There is also a subtler shift underneath it. Once the firm itself becomes the object of automation, the question changes from “what tasks can AI perform?” to “what parts of corporate structure can be delegated?” That is a much deeper frontier. It touches ownership, governance, liability, and agency rather than workflow optimisation. Reuters notes that supporters see the reform as offering legal clarity for forms of business that already exist in partial form, such as AI-supported cashier-less operations, while critics worry that extending legal shelter to highly autonomous systems could reduce accountability rather than clarify it.
This is why the category matters even if it remains constrained. The first serious use case may not be some science-fiction company with no employees, no managers, and no office. It may be something smaller and stranger: highly automated entities with thin human oversight, lighter staffing, and software doing more of the economic coordination than the institution was originally designed to tolerate. In that sense, “non-human corporation” may be less a finished category than a pressure test for the edges of company law.
Once automation begins pressing not only into work, but into the legal shell that organises work, the human question comes back differently. Not whether people disappear from the firm, but how few people the firm can still contain before the institution stops making sense.
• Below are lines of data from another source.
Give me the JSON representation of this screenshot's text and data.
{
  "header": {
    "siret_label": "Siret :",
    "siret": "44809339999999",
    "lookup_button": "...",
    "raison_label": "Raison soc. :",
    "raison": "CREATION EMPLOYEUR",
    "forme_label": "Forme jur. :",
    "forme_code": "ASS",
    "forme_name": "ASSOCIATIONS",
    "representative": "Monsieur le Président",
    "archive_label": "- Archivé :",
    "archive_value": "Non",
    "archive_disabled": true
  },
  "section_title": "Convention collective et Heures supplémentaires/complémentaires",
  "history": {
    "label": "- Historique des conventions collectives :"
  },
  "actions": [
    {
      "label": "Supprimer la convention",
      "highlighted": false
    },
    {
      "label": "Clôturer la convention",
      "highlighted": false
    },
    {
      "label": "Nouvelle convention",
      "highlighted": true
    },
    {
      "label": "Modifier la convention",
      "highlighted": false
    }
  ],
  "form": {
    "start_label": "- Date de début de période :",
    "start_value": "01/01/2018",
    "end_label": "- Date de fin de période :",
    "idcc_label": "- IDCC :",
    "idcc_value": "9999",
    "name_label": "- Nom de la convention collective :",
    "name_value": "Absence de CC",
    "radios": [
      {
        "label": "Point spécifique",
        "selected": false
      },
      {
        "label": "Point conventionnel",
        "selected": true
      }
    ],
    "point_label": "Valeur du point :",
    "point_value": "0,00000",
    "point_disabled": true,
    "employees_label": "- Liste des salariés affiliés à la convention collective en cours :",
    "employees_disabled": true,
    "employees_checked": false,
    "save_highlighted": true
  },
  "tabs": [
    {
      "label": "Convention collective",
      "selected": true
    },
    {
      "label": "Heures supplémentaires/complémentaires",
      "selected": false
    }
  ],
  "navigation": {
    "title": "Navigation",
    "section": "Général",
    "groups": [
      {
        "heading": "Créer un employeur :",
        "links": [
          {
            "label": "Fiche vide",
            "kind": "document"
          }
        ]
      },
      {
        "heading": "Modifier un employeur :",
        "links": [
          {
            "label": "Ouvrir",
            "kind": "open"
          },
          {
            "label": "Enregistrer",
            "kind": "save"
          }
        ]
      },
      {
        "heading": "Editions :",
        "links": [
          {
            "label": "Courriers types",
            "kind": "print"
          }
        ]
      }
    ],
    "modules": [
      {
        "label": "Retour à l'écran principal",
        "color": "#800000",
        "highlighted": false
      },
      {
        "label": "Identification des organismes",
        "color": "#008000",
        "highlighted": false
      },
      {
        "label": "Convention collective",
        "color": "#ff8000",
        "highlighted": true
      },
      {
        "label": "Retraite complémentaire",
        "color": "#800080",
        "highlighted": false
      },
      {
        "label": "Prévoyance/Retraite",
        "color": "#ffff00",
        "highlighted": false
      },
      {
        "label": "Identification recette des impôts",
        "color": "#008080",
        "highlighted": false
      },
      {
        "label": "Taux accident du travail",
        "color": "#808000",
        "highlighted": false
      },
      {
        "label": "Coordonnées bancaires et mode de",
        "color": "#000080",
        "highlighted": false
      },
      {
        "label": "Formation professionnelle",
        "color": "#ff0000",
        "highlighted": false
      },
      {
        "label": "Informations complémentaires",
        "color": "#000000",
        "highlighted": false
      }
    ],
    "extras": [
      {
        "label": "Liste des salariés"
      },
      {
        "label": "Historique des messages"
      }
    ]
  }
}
“The question concerning technology is nothing technological.”
Martin Heidegger
Martin Heidegger was a German philosopher whose work often returned to the way modern systems shape how the world is revealed to us, not just how it is used. That is what makes this line worth keeping. It pushes against the instinct to treat technology as a neutral tool with purely technical questions attached to it. The deeper questions are always social, political, and human. What kind of order does a system create. What does it make easier to ignore. Who remains accountable when the machinery becomes more capable than the institutions around it know how to handle. That feels close to this week’s theme. The real issue is not whether automation can enter the legal shell of the firm. It is what happens to responsibility when it does.